September 22nd is not only one of our children’s birthday, but it is also World Car Free Day. As normally I’ll be riding my bike to the bus stop both ways, but I encourage you all to chose your bike, public transportation or to simply walk to your destination if you can.
World Carfree Network uses the term “carfree movement” rather broadly, to refer to:
- those promoting alternatives to car dependence and car culture, including alternative modes such as cycling, walking and public transport;
- those promoting carfree lifestyle choices, within either a car-dependent, car-lite* or carfree local context;
- those promoting the building of (usually mixed-use) carfree environments# on either brownfield or greenfield sites (usually sited to ensure easy access to a variety of non-automotive transport modes);
- those promoting carfree days, using the events as tools to bring about long-term on-the-ground change in infrastructure and priorities (example: Bogota); and
- those promoting the transformation of existing villages, towns and cities (or parts of them) into carfree environments.#
* Car-lite – Either a person or place that is not completely carfree, but uses or allows for a variety of alternative transport modes in addition to the car. (Car-lite environments tend to still devote at least half the street space to the automobile, with street widths usually similar to those in car-dependent environments.) The New Urbanists – an influential North American group of architects, developers and planners – are an example of people who promote and build car-lite environments, expressly stating that the automobile must be accommodated.

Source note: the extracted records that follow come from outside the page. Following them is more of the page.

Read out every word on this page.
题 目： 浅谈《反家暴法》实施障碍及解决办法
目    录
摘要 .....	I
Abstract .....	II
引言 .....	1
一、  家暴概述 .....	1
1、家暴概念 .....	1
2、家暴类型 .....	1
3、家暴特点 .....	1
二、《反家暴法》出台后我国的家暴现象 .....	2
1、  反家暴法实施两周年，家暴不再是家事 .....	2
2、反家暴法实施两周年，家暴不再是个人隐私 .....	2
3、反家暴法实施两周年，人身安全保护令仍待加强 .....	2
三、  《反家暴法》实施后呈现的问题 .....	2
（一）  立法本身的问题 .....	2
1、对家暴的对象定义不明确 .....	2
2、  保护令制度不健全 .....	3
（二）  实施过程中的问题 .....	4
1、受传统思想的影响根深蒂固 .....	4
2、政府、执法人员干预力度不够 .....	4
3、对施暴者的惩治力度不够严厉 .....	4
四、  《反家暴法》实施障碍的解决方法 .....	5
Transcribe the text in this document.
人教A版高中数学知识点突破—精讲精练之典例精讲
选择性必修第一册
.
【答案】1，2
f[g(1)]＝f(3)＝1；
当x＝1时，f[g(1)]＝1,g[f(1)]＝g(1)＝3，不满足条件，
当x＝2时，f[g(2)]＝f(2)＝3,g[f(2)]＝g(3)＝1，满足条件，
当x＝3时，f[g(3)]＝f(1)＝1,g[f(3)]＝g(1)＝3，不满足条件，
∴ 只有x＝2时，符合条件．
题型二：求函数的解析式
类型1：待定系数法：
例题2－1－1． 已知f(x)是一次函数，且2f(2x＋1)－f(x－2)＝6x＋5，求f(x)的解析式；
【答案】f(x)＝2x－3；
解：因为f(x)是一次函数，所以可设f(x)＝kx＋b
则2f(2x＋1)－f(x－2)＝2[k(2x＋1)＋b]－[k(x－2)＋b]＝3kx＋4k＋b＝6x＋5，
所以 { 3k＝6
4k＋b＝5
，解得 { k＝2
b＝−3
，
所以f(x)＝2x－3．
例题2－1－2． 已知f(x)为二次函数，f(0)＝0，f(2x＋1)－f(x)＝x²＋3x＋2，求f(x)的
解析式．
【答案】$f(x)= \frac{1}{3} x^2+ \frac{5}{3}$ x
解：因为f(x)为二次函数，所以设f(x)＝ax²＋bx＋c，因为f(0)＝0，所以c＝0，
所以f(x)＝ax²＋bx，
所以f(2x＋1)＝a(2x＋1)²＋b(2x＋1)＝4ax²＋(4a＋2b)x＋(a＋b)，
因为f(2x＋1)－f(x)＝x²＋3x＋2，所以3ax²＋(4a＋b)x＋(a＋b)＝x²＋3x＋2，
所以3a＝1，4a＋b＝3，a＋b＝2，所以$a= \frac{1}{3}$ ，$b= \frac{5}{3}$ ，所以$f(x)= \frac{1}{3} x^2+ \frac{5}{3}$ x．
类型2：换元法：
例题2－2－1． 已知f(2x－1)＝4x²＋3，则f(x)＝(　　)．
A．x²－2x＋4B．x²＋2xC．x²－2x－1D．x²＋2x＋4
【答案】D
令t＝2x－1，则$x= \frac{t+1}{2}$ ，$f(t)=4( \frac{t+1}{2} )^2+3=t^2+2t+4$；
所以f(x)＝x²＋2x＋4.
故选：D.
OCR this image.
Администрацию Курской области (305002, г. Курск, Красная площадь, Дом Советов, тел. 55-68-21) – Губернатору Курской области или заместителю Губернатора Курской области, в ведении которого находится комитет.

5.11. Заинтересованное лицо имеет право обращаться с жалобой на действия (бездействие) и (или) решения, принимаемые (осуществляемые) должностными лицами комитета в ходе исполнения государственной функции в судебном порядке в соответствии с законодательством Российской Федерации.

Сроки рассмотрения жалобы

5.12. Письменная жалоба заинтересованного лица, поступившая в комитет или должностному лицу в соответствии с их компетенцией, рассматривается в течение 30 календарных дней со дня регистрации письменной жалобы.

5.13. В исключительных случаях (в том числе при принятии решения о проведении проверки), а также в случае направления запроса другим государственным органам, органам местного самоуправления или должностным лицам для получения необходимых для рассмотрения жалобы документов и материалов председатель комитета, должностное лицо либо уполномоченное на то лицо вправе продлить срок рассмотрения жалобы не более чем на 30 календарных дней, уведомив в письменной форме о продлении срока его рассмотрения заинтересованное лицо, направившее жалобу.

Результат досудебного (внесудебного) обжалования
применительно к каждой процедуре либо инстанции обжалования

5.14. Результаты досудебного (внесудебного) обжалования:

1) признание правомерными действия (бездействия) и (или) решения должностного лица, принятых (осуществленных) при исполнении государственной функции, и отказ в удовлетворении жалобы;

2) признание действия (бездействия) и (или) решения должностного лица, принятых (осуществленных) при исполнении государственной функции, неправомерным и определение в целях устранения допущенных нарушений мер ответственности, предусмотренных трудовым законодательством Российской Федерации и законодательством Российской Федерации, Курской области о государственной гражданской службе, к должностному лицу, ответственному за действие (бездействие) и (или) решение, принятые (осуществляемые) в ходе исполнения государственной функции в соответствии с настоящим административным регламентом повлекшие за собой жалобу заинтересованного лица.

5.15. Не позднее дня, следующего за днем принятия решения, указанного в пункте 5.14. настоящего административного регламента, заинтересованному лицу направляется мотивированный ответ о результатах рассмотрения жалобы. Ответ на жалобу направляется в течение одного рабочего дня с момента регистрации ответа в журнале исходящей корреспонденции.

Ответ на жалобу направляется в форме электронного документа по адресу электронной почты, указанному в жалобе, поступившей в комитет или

# Carfree environments – Places that do not accommodate (permit the entry of) automobiles. (An “environment” can be a an entire village, town or city; a portion of a village, town or city; or a place such as a resort, intentional community or university.) Some carfree environments allow motorised vehicles for deliveries and emergency services; other such places use non-motorised alternatives for some or all of these purposes, which is preferable if feasible. Some carfree environments have peripheral parking, and are thus still somewhat car-dependent; therefore solutions should be sought to avoid this. Some people take things a step further and work to encourage local use of local products, thus reducing the dependence of their carfree environment on long-distance goods transport and supporting the local economy over the transnational economy.